Draw On Your Lawn With This Autonomous Mower And RTK-GPS

The rise of open source hardware has seen a wide variety of laborious tasks become successfully automated, saving us humans a great deal of hassle.  Suffice to say, some chores are easier to automate than others. Take the classic case of a harmless autonomous vacuum cleaner that can be pretty dumb, bumping around the place to detect the perimeter as it traverses the room blindly with a pre-programmed sweeping pattern.

Now in principle, this idea could be extended to mowing your lawn. But would you really want a high speed rotating blade running rampant as it aimlessly ventures outside the perimeter of your lawn? The Sunray update to the Ardumower autonomous lawn mower project has solved this problem without invoking the need to lay down an actual perimeter wire. As standard consumer grade GPS is simply not accurate enough, so the solution involves implementing your very own RTK-GPS hardware and an accompanying base station, introducing centimeter-level accuracy to your mowing jobs.

RTK-GPS, also known as Carrier Phase Enhanced GPS, improves the accuracy of standard GPS by measuring the error in the signal using a reference receiver whose position is known accurately. This information is then relayed to the Ardumower board over a radio link, so that it could tweak its position accordingly. Do you need the ability to carve emojis into your lawn? No. But you could have it anyway. If that’s not enough to kick off the autonomous lawnmower revolution, we don’t know what is.

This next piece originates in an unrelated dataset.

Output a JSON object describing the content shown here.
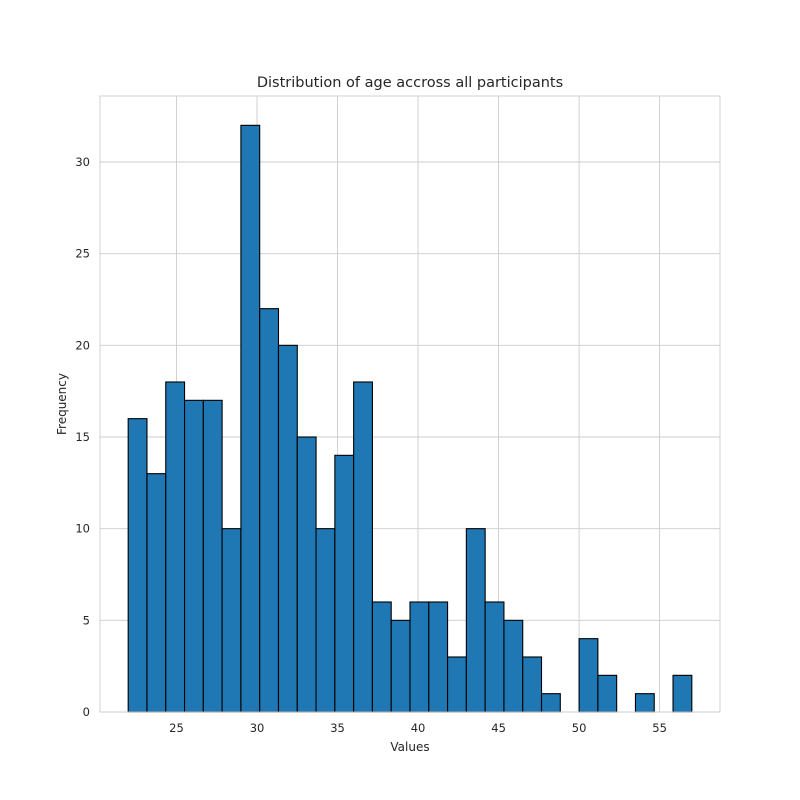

9 thoughts on “Draw On Your Lawn With This Autonomous Mower And RTK-GPS

  1. It’s pretty tempting to make a lawn robot.
    Instead of cutting grass I propose that it has several of those seed inserters sometimes found on walking sticks. So it’ll end up like aa colour dot matrix seed printer.

  2. I must have high standards for what a well cut lawn looks like. There are clearly streaks being left. Perhaps it simply isn’t programmed to overlap though. That said, just about every ardumower or other automated mower video on youtube seems to suffer from the same cut quality issues or shows gaps in the overlay patterns or is seen driving over extremely tall and poorly cut grass.

    Now I am not one to talk as I can’t do better, even though I have been tempted to try rolling one since seeing an early wire model in the late 90’s. Doing it well is HARD!

  3. I have approximately 5 acres I need to cut while I’m 170 miles away. This coupled with an electric mower that could be charged at a base station would be helpful.